Hari Rabu, Pekan Biasa ke-IX
2Tim. 1:1-3,6-12
Mzm. 123:1-2a,2bcd
Mrk. 12:18-27
Merenungkan Kebangkitan Badan kita
Saya pernah diundang untuk memimpin misa pemberkatan jenazah seorang tokoh umat di sebuah paroki. Sebelum memberkati jenazah, sang istri memohon untuk menyampaikan pesan-pesan akhir berupa ingatan akan kenangan kebersamaan mereka. Dia mengakhiri pesan-pesan yang mengharukan semua umat yang hadir dengan berkata: “Semoga ikatan kasih kita akan berlanjut di surga, di mana engkau tetaplah suami terhebat dan aku istrimu terkasih”. Pada mulanya saya terinspirasi untuk mendengar semua kesan dan pesan namun pada bagian terakhir mengagetkan aku.
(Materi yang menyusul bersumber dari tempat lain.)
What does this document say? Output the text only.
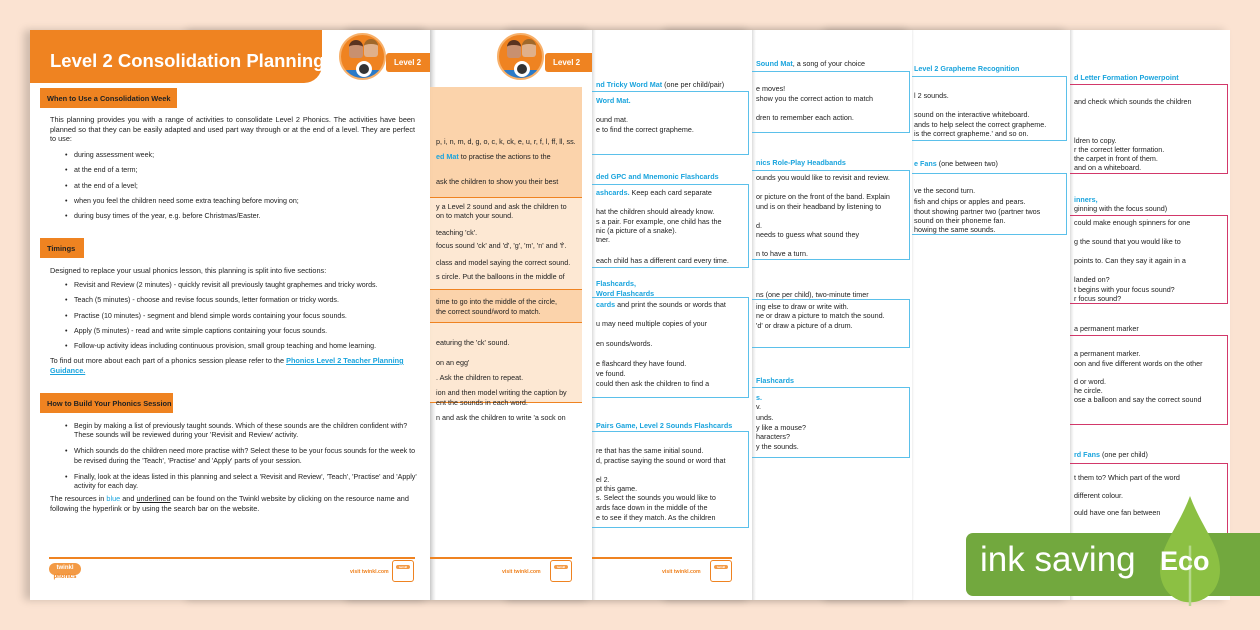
p, i, n, m, d, g, o, c, k, ck, e, u, r, f, l, ff, ll, ss.
ed Mat to practise the actions to the
ask the children to show you their best
y a Level 2 sound and ask the children to
on to match your sound.
teaching 'ck'.
focus sound 'ck' and 'd', 'g', 'm', 'n' and 'f'.
class and model saying the correct sound.
s circle. Put the balloons in the middle of
time to go into the middle of the circle,
the correct sound/word to match.
eaturing the 'ck' sound.
on an egg'
. Ask the children to repeat.
ion and then model writing the caption by
ent the sounds in each word.
n and ask the children to write 'a sock on
Level 2
visit twinkl.com
twinkl
nd Tricky Word Mat (one per child/pair)
Word Mat.
ound mat.
e to find the correct grapheme.
ded GPC and Mnemonic Flashcards
ashcards. Keep each card separate
hat the children should already know.
s a pair. For example, one child has the
nic (a picture of a snake).
tner.
each child has a different card every time.
Flashcards,
Word Flashcards
cards and print the sounds or words that
u may need multiple copies of your
en sounds/words.
e flashcard they have found.
ve found.
could then ask the children to find a
Pairs Game, Level 2 Sounds Flashcards
re that has the same initial sound.
d, practise saying the sound or word that
el 2.
pt this game.
s. Select the sounds you would like to
ards face down in the middle of the
e to see if they match. As the children
visit twinkl.com
twinkl
Sound Mat, a song of your choice
e moves!
show you the correct action to match
dren to remember each action.
nics Role-Play Headbands
ounds you would like to revisit and review.
or picture on the front of the band. Explain
und is on their headband by listening to
d.
needs to guess what sound they
n to have a turn.
ns (one per child), two-minute timer
ing else to draw or write with.
ne or draw a picture to match the sound.
'd' or draw a picture of a drum.
Flashcards
s.
v.
unds.
y like a mouse?
haracters?
y the sounds.
Level 2 Grapheme Recognition
l 2 sounds.
sound on the interactive whiteboard.
ands to help select the correct grapheme.
is the correct grapheme.' and so on.
e Fans (one between two)
ve the second turn.
fish and chips or apples and pears.
thout showing partner two (partner twos
sound on their phoneme fan.
howing the same sounds.
d Letter Formation Powerpoint
and check which sounds the children
ldren to copy.
r the correct letter formation.
the carpet in front of them.
and on a whiteboard.
inners,
ginning with the focus sound)
could make enough spinners for one
g the sound that you would like to
points to. Can they say it again in a
landed on?
t begins with your focus sound?
r focus sound?
a permanent marker
a permanent marker.
oon and five different words on the other
d or word.
he circle.
ose a balloon and say the correct sound
rd Fans (one per child)
t them to? Which part of the word
different colour.
ould have one fan between
Level 2 Consolidation Planning	Level 2
When to Use a Consolidation Week
This planning provides you with a range of activities to consolidate Level 2 Phonics. The activities have been planned so that they can be easily adapted and used part way through or at the end of a level. They are perfect to use:
• during assessment week;
• at the end of a term;
• at the end of a level;
• when you feel the children need some extra teaching before moving on;
• during busy times of the year, e.g. before Christmas/Easter.
Timings
Designed to replace your usual phonics lesson, this planning is split into five sections:
• Revisit and Review (2 minutes) - quickly revisit all previously taught graphemes and tricky words.
• Teach (5 minutes) - choose and revise focus sounds, letter formation or tricky words.
• Practise (10 minutes) - segment and blend simple words containing your focus sounds.
• Apply (5 minutes) - read and write simple captions containing your focus sounds.
• Follow-up activity ideas including continuous provision, small group teaching and home learning.
To find out more about each part of a phonics session please refer to the Phonics Level 2 Teacher Planning Guidance.
How to Build Your Phonics Session
• Begin by making a list of previously taught sounds. Which of these sounds are the children confident with? These sounds will be reviewed during your 'Revisit and Review' activity.
• Which sounds do the children need more practise with? Select these to be your focus sounds for the week to be revised during the 'Teach', 'Practise' and 'Apply' parts of your session.
• Finally, look at the ideas listed in this planning and select a 'Revisit and Review', 'Teach', 'Practise' and 'Apply' activity for each day.
The resources in blue and underlined can be found on the Twinkl website by clicking on the resource name and following the hyperlink or by using the search bar on the website.
twinkl
phonics
visit twinkl.com
twinkl	ink saving Eco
Sebab perkataan ini hendak mengatakan bahwa pada saat berada di surga pun relasi mereka sebagai suami dan istri akan tetap berlanjut. Banyak orang katolik masih berpikir seperti ini bahwa relasi manusiawi kita di dunia akan berlanjut hingga berada di rumah Bapa di Surga. Ini memang sebuah harapan yang bagus namun masih keliru dari ajaran Yesus yang sebenarnya.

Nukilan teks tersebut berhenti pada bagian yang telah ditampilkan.